Mardi, 22 Octobre, 2019

Protection sociale.  Pour le député PCF Pierre Dharréville, le projet de loi de financement de la Sécurité sociale doit rompre avec des décennies de diètes budgétaires.

 

Avec un objectif de croissance des dépenses d’assurance-maladie de 2,3 % en 2020, le gouvernement prévoit encore 4.2 milliards d’euros d’économies dans la santé malgré la crise des urgences et des hôpitaux. Qu’en pensez-vous ?

PIERRE DHARRÉVILLE C’est un budget insoutenable pour notre système de santé. Le gouvernement demande un milliard d’économies supplémentaires à l’hôpital, alors que le service public hospitalier vit une crise profonde. C’est un choc que ce dernier n’est pas en mesure d’absorber : le personnel est déjà au bout du rouleau. Un mouvement s’enracine aux urgences et ailleurs pour obtenir une hausse des dépenses de santé. Mais le gouvernement porte un objectif de croissance des dépenses d’assurance-maladie, appelé Ondam, qui ressemble à peu près à celui des années précédentes. Les budgets précédents ont pourtant contribué à aggraver la crise des hôpitaux. Le gouvernement ignore encore la situation très tendue et les propositions des soignants. Les Françaises et les Français sont ­attachés au service public hospitalier.

Contre l’avis du rapporteur général du texte LaREM, Olivier Véran, un amendement adopté en commission prévoit la compensation financière à la Sécurité sociale des baisses de cotisations décidées par l’État. Le texte dit que « le gouvernement organise sciemment l’appauvrissement de la Sécurité sociale ». Pouvez-vous développer ?

PIERRE DHARRÉVILLE Le gouvernement est en train de mettre à mal un principe fondamental établi depuis au moins 1994 : la compensation des exonérations de cotisations décidées par l’État. Contrairement au gouvernement, nous pensons qu’il faut non seulement conserver ce principe de compensation des cotisations, mais arrêter les exonérations massives de cotisations. Le gouvernement a choisi de faire peser ses choix politiques sur les comptes de la Sécurité sociale. En effet, sa seule réponse à la crise des gilets jaunes a consisté à mettre en place quelques mesures, visant essentiellement à instaurer des nouvelles exonérations de cotisations sociales. Ces décisions politiques ont alourdi le déficit de la Sécu de plusieurs milliards d’euros. C’est également une façon d’affaiblir notre système de protection sociale. Par ailleurs, ces politiques d’exonérations de cotisations, qui visent à baisser le « coût du travail », n’ont pas fait la preuve de leur efficacité en termes d’emplois.

Quelles traductions budgétaires allez-vous donner aux exigences du mouvement social aux urgences et à l’hôpital ?

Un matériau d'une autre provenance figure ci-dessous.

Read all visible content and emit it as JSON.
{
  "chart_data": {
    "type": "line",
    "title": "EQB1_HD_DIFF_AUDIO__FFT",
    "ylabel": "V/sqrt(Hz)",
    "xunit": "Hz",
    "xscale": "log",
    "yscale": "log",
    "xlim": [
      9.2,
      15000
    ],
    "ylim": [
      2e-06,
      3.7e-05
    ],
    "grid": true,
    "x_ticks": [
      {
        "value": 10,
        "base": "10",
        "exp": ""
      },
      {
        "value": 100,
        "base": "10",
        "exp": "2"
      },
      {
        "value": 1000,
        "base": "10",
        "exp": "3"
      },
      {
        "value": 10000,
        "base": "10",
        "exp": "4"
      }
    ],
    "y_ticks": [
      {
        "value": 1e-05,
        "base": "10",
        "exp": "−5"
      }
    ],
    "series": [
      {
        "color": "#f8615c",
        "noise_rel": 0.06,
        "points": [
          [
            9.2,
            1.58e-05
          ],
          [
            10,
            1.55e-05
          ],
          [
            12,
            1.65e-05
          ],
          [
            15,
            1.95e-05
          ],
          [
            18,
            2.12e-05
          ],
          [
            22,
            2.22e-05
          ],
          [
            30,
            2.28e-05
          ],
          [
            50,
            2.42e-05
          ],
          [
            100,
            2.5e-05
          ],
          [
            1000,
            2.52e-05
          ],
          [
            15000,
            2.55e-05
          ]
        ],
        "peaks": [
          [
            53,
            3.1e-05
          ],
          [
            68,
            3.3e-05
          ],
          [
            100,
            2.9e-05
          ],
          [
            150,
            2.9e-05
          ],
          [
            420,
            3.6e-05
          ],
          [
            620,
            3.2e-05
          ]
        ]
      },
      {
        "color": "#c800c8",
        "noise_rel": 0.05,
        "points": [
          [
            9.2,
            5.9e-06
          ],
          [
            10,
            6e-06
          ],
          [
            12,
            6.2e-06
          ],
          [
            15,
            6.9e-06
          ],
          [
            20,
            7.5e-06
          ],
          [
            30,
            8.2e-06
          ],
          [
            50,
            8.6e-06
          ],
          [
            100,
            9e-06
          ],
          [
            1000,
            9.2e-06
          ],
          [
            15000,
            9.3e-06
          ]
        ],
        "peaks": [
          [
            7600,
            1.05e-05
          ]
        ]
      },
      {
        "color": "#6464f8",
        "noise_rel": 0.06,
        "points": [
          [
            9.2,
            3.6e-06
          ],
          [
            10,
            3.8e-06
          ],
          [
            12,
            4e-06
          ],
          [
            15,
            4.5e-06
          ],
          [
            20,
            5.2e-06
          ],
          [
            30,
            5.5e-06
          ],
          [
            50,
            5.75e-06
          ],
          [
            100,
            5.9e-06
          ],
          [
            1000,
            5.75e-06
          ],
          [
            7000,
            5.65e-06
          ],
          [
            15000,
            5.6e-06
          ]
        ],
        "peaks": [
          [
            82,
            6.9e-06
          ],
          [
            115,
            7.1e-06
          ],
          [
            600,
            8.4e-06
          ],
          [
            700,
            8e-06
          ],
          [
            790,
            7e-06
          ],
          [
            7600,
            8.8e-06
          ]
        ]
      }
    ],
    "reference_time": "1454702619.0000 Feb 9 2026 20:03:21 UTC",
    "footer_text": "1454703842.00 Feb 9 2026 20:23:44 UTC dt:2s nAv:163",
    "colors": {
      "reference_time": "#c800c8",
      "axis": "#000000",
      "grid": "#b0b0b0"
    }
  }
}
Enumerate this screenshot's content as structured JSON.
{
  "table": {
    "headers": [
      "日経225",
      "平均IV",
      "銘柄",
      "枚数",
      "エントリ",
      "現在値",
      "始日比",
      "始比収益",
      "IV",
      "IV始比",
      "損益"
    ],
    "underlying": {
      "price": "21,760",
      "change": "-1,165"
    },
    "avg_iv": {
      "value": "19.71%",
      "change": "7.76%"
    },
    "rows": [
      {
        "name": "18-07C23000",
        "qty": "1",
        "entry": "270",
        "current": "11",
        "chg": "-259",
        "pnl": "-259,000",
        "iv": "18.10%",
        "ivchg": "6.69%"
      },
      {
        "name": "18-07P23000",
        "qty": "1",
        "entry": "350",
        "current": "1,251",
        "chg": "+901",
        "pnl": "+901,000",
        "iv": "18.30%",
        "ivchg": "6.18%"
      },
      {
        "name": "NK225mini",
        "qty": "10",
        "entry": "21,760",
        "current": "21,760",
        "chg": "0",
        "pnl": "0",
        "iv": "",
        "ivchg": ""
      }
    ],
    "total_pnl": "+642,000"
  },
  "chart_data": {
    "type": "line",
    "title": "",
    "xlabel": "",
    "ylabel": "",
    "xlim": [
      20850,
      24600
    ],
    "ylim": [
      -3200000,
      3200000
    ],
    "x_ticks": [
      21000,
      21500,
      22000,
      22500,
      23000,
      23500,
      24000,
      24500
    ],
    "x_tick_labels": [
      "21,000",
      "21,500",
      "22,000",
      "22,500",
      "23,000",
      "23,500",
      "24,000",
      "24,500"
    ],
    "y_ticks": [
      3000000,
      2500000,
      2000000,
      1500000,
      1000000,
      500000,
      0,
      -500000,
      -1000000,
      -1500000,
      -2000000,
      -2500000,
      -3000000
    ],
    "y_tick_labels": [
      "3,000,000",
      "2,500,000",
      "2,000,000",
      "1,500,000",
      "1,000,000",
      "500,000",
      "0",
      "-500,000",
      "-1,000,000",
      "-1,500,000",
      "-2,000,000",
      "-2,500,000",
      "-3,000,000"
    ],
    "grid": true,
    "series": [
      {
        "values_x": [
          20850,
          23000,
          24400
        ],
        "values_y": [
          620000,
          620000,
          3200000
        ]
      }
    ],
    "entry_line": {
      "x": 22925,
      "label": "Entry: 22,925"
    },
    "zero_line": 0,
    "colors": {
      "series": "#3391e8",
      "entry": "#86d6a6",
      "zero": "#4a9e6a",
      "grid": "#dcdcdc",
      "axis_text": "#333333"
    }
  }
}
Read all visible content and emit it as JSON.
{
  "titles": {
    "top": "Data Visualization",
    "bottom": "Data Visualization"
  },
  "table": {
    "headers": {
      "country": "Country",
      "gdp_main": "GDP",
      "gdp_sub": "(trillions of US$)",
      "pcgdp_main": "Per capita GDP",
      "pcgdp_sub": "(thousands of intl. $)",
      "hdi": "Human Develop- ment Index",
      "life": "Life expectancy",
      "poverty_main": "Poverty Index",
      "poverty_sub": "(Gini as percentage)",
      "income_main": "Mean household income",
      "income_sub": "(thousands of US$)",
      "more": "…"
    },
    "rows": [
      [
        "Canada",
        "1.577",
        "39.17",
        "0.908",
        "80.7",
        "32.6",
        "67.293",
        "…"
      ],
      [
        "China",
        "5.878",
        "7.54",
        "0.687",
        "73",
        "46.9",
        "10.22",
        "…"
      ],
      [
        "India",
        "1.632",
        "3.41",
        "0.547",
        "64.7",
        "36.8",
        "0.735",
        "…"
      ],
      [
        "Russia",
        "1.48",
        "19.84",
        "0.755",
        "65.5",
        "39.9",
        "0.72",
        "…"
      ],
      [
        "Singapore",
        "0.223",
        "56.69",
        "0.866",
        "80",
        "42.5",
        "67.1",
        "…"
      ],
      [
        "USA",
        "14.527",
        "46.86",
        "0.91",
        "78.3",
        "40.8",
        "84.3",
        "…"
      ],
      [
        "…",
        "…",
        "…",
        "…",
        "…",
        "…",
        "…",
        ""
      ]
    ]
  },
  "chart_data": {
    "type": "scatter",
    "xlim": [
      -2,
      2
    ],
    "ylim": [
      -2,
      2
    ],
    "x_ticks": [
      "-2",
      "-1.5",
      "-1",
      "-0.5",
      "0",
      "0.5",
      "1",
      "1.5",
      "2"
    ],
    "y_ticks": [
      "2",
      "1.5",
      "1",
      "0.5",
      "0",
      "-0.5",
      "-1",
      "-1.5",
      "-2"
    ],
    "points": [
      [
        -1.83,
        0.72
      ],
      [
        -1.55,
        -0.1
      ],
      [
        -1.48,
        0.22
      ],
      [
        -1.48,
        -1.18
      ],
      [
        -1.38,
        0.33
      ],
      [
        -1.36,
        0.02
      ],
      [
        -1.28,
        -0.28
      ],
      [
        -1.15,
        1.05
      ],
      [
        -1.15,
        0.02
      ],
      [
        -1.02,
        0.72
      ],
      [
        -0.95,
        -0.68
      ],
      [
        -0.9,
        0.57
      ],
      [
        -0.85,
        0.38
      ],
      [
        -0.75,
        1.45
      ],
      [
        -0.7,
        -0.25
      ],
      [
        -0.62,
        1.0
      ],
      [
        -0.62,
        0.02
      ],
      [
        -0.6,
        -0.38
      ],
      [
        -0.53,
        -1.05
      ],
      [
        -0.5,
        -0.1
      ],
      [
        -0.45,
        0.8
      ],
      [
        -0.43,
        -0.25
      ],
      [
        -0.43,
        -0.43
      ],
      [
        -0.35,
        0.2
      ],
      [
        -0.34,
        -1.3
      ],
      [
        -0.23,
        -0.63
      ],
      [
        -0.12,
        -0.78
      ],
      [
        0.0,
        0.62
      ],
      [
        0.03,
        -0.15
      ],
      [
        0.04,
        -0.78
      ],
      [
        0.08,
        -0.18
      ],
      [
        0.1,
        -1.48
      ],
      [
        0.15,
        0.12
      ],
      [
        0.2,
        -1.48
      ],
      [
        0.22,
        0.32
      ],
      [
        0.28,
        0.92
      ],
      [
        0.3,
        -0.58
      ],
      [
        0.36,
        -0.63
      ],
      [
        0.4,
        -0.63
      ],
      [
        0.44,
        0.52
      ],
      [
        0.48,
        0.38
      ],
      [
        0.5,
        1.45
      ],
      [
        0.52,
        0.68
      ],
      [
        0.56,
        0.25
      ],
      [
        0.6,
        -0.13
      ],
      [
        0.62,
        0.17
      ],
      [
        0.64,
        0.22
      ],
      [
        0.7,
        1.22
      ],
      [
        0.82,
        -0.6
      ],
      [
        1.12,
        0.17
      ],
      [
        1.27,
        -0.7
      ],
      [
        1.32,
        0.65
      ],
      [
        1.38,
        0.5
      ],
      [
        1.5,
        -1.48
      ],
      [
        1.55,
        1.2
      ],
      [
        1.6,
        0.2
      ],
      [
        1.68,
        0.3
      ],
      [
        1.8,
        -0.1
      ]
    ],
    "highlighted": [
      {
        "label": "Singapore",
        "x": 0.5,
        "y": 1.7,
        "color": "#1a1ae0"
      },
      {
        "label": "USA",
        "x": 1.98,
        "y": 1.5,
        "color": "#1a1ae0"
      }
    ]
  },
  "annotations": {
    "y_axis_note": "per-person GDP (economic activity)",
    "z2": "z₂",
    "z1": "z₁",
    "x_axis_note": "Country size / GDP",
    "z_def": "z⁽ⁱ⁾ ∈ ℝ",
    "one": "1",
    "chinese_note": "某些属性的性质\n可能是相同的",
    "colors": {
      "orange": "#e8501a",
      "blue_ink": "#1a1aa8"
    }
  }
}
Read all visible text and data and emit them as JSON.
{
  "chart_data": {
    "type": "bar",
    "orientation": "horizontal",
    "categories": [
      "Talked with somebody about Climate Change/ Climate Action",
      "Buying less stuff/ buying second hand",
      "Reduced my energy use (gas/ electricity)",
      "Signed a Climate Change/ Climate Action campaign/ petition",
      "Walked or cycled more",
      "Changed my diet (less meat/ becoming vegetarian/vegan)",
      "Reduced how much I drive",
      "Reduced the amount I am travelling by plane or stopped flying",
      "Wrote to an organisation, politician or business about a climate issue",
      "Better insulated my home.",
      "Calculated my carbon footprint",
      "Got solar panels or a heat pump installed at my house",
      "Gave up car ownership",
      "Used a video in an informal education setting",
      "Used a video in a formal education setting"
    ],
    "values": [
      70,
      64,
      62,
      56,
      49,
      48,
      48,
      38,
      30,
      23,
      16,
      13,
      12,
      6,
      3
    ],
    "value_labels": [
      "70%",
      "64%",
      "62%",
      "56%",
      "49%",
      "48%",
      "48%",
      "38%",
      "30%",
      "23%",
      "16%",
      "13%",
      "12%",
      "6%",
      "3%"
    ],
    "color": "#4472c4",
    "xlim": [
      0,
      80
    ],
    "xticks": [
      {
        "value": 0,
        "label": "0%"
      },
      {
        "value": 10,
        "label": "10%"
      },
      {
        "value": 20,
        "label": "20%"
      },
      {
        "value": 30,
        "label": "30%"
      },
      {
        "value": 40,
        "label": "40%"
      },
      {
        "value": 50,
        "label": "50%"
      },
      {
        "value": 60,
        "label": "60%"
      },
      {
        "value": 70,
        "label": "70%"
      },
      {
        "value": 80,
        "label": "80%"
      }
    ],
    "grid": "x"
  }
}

PIERRE DHARRÉVILLE Nous allons évidemment les faire résonner à chaque occasion. L’avenir crucial de notre hôpital public et de notre système de santé est sur la table, nul ne peut l’ignorer. Tout en combattant le projet de loi du gouvernement, nous allons défendre nos idées, inscrites dans la proposition de loi déposée au ministère de la Santé, la semaine dernière. Pour financer la Sécurité sociale, nous proposons de mettre un terme à ces politiques d’exonérations de cotisations sociales et patronales, avec par exemple la fin progressive de l’allègement patronal crédit d’impôt pour la compétitivité et l’emploi (Cice). Ce dispositif représente un manque à gagner pour la branche maladie de la Sécu de 22 milliards d’euros. Les grandes entreprises du CAC 40 ont engrangé des dividendes en hausse. Surtout, la priorité est d’investir dans le service public hospitalier, la psychiatrie et les Ehpad. Les politiques d’austérité affaiblissent depuis trop longtemps notre système de santé.

Entretien réalisé par Lola Ruscio
Pierre Dharréville, député PCF des Bouches-du-Rhône: les politiques d'austérité affaiblissent notre système de santé (entretien avec Lola Ruscio, L'Humanité, 22 octobre 2019)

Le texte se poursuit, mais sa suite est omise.